Insurance reimbursement levels greatly affect use of chiropractic services
Healthcare Costs and Financing
About 7 percent of persons in the United States visit chiropractors, the
third largest group of health professionals after medical doctors and
dentists. An increasing number of health insurance plans are covering
chiropractic services. But the amount the plan reimburses a patient for
these services greatly affects their use, according to a recent study
supported in part by the Agency for Health Care Policy and Research
(HS06920). It shows that when patients have to share 25 percent or more
of the cost, they decrease their chiropractic expenses by half.

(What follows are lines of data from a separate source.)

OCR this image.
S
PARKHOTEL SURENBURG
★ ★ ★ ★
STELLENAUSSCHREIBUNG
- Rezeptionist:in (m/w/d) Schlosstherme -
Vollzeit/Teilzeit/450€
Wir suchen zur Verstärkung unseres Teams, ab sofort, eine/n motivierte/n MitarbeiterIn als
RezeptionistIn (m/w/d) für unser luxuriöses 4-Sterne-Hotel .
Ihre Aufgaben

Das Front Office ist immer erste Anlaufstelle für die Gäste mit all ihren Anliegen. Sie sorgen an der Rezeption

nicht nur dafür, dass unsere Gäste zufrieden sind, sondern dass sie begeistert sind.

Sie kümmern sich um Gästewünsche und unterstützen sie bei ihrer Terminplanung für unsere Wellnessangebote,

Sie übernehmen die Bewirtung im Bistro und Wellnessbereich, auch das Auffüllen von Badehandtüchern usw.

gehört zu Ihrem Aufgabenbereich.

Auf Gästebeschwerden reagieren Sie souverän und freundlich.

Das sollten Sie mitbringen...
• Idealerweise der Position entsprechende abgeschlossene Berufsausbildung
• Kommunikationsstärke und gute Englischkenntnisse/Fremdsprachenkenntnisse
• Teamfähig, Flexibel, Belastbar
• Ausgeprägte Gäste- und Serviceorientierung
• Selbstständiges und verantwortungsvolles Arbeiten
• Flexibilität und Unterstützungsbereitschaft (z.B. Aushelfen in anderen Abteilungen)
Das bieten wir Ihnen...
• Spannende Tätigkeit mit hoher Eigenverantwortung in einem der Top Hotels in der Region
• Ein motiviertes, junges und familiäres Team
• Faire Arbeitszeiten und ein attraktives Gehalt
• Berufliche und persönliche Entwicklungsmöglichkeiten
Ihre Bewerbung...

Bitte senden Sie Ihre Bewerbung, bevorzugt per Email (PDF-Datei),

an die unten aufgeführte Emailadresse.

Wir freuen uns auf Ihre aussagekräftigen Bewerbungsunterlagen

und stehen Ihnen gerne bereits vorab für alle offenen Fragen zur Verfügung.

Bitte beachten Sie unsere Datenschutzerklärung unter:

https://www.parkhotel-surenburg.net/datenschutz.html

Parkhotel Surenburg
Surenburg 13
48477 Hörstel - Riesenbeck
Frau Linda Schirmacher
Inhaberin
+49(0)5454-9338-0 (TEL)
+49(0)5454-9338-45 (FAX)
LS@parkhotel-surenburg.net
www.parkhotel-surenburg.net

This pattern makes chiropractic care more sensitive to cost than overall
health and dental care and about as sensitive as outpatient mental
health services, concludes Paul G. Shekelle, M.D., Ph.D., of RAND, principal
investigator of the study. The researchers analyzed data from the RAND
Health Insurance Experiment, a randomized controlled trial on the
effects of cost sharing on use of health services. Families in six U.S. sites
(Dayton, OH, Seattle, WA, Fitchburg and Franklin County, MA, and
Charleston and Georgetown County, SC) were randomized to receive
fee-for-service (FFS) care that was free or required one of several
levels of cost sharing, or to receive care from a health maintenance
organization. Families were followed for 3 or 5 years, and chiropractic
use among persons in the HMO and FFS plans was compared.
In the fee-for-service plans, persons who had to pay coinsurance of 25
percent or more decreased chiropractic expenditures by about half.
Access to free chiropractic care among HMO enrollees increased chiropractic use
nine-fold, compared with a contemporaneous sample of HMO enrollees who
faced 95 percent cost sharing for chiropractic care. Among this latter
group, access to free medical care in the HMO decreased by over 50
percent their use of chiropractic care relative to persons who faced 95
percent cost sharing for both medical and chiropractic care. This
suggests that there is a substitution of medical care for chiropractic
care, depending on price.
See "The effect of cost sharing on the use of chiropractic services," by
Dr. Shekelle, William H. Rogers, PH.D., and Joseph P. Newhouse, Ph.D.,
in Medical Care 34(9), pp. 863-872, 1996.